The commerce ministry is concerned over continuous slowdown in exports and is working on the three important pillars that is exchange rate policy, alignment of freight rates with global standards and a liberalised visa regime to boost exports of goods and services in the long run. In a draft Cabinet note circulated earlier to seek views of different ministries, it has suggested that a mechanism be formulated to ensure the rupee-dollar exchange rate reflect realistic value of the domestic currency. This is important because the rupee, which is apparently overvalued and destroyed the competitiveness of Indian products in the global markets.
The ministry has argued that adjustments in exchange rate policy are needed as it is important to increase competitiveness of the products.

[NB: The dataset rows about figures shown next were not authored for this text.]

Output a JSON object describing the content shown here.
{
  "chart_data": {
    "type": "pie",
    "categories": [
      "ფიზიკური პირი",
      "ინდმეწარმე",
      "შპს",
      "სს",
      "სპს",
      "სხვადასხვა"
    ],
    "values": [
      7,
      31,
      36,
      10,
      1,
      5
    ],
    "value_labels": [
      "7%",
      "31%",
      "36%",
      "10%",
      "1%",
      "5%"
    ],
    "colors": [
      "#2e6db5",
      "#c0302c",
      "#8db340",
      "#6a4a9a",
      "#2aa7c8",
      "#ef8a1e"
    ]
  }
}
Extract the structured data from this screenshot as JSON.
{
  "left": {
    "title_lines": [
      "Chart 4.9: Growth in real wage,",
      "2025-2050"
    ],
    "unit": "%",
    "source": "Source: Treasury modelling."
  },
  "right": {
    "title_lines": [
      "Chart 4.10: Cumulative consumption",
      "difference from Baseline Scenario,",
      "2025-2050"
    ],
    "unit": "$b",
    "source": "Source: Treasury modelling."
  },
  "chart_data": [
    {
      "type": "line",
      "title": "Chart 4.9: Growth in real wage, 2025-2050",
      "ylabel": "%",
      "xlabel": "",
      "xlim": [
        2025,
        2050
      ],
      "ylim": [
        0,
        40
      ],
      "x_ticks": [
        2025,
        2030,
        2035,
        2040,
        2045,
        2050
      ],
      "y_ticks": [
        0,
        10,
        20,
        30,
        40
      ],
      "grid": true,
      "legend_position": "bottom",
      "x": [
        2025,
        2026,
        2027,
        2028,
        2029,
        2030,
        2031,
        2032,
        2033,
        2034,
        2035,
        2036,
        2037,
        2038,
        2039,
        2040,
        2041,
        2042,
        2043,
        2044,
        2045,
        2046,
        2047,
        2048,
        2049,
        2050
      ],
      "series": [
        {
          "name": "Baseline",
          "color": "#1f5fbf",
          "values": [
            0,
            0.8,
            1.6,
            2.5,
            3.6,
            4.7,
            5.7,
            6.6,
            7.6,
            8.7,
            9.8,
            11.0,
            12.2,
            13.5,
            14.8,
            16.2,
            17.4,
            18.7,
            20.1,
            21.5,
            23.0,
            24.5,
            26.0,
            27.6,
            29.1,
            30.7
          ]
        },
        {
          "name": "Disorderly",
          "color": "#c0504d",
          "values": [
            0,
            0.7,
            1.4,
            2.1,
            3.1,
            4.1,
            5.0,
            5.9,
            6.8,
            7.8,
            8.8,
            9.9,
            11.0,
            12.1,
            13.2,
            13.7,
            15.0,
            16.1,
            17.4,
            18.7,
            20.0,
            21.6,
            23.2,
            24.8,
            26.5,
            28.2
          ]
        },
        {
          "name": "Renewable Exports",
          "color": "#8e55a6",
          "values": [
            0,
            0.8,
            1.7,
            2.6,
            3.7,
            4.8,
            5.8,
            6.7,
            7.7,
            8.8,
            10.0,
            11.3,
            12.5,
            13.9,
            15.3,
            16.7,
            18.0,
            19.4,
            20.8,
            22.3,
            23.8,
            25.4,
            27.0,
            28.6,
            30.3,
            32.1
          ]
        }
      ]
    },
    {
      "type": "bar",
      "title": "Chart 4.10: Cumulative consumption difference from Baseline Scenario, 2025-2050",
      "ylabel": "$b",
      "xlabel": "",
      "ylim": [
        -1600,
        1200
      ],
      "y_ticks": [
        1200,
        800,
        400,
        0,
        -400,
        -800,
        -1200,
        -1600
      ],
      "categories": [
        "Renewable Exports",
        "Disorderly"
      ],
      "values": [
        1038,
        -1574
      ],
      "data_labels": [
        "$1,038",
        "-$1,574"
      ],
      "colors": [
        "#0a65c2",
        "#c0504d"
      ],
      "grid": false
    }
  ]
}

The exchange rate policy should be based on inflation differential and trade deficit. Currently Indian currency’s real effective exchange rate (REER) is viewed as overvalued compared to several countries like Mexico, South Africa, Argentina and Brazil. Some countries try to keep their currencies undervalued to gain competitive edge in the international market.
As regards the freight rates, India needs to align them with those in the competing nations. Often manufacturers and exporters have to bear the cost of high freight rates. Regarding the visa regime, the Commerce Ministry is proposing several steps such as giving long term and multiple entry visa to businessmen in order to boost India’s services exports. The ministry has already suggested these measures to the home ministry. All these steps are aimed at increasing the country’s share in the global trade. It is aiming to increase its share to 3.5 per cent from the current 2 per cent by 2020.